Option two is to drill a parallel bore, drop a nuke down the bore, and blow it.  The theory (and I stress *THEORY*) is that it would create some kind of horizontal movement in whatever formations are at whatever depth which would choke off the flow of oil.  There are several problems with that.  First, it hasn't been verifiably tried.  This story about the Russians nuking wells is unsubstantiated.  With no reliable evidence around which to build an kind of model, there's no way to know if it will work.  Second, they're drilling a relief well anyway, so by the time you get to nuking depth, you're halfway to a proper kill shot.  Which leads to the most important part...

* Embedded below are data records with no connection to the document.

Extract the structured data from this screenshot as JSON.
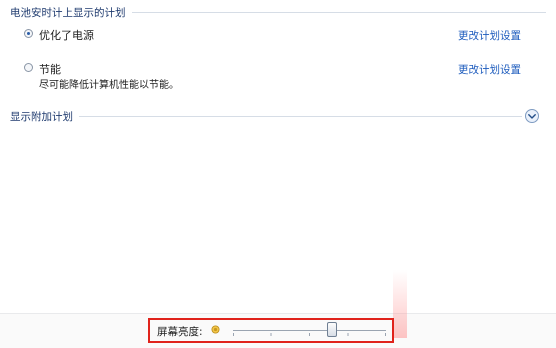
{
  "battery_plans": {
    "header": "电池安时计上显示的计划",
    "plans": [
      {
        "label": "优化了电源",
        "selected": true,
        "description": "",
        "change_link": "更改计划设置"
      },
      {
        "label": "节能",
        "selected": false,
        "description": "尽可能降低计算机性能以节能。",
        "change_link": "更改计划设置"
      }
    ]
  },
  "additional_plans": {
    "header": "显示附加计划",
    "expand_icon": "chevron-down-icon"
  },
  "bottom_bar": {
    "brightness_label": "屏幕亮度:",
    "brightness_icon": "sun-icon",
    "brightness_level": 0.65,
    "highlight_color": "#e0231c"
  },
  "colors": {
    "accent": "#1c5bbd",
    "header_text": "#1e3a6e"
  }
}
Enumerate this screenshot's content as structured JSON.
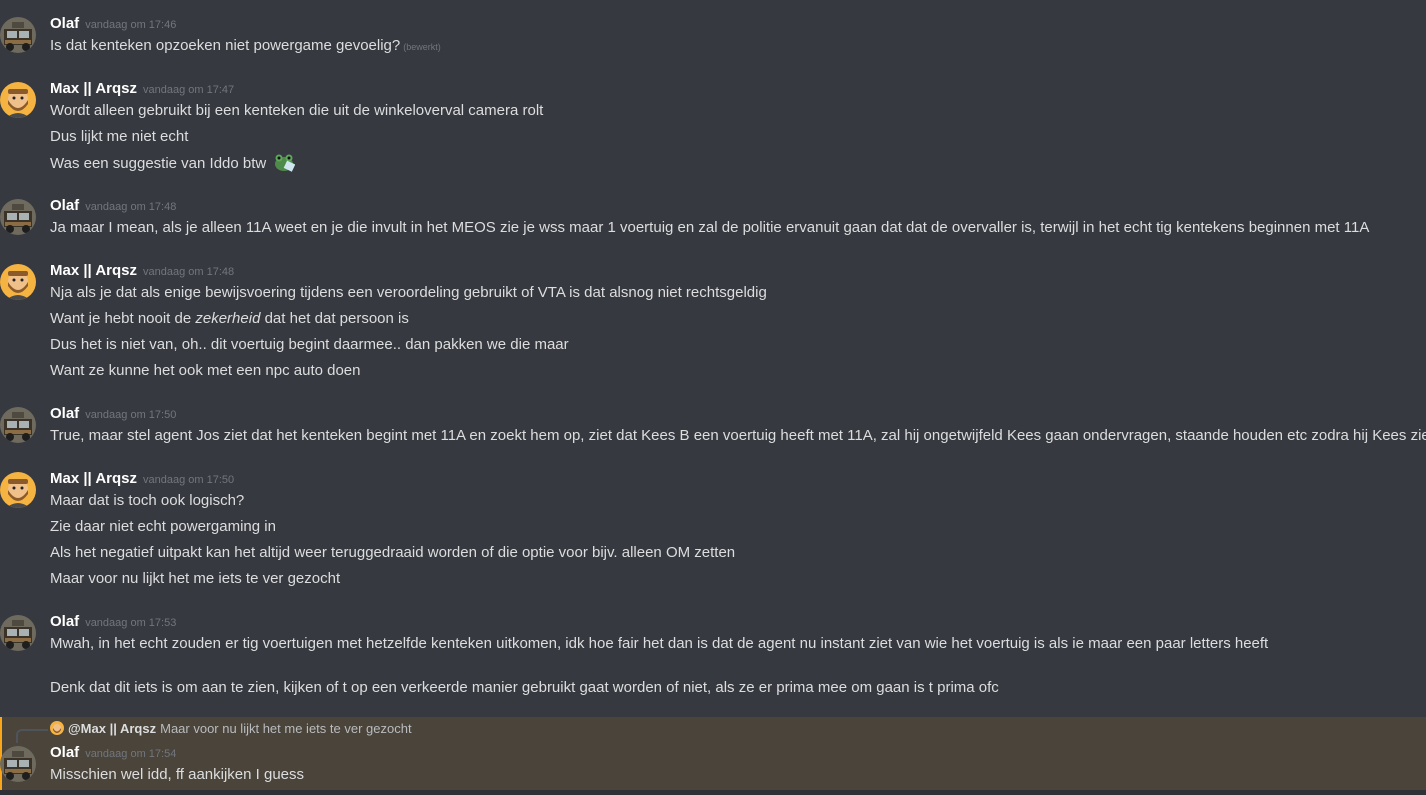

We don't know if setting off one or more nukes is going to be a bigger ecological disaster than a runaway well.  It may be that nuking the thing tomorrow is somehow less disastrous than letting it run another couple of months.  What we do know is that the well is one disaster, and a nuke is another, and combined that's two disasters.  And two is more than one.  That may seem sort of silly and childish, but it's just that simple.  Why go chasing one doomsday scenario with a second one?

KD5NRH

  • friends
  • Senior Member
  • ***
  • Posts: 10,926
  • I'm too sexy for you people.
Re: Now, I'm no oil-well drilling engineer...
« Reply #99 on: May 31, 2010, 07:48:48 PM »
Option two is to drill a parallel bore, drop a nuke down the bore, and blow it.  The theory (and I stress *THEORY*) is that it would create some kind of horizontal movement in whatever formations are at whatever depth which would choke off the flow of oil.

You left out the simple fact that shoving huge formations around could easily lead to all sorts of unintended consequences.  It's amusing that the same people bitching about "screwing with nature" by drilling little holes in the rock support the idea of trying to cause a moderately large tectonic event.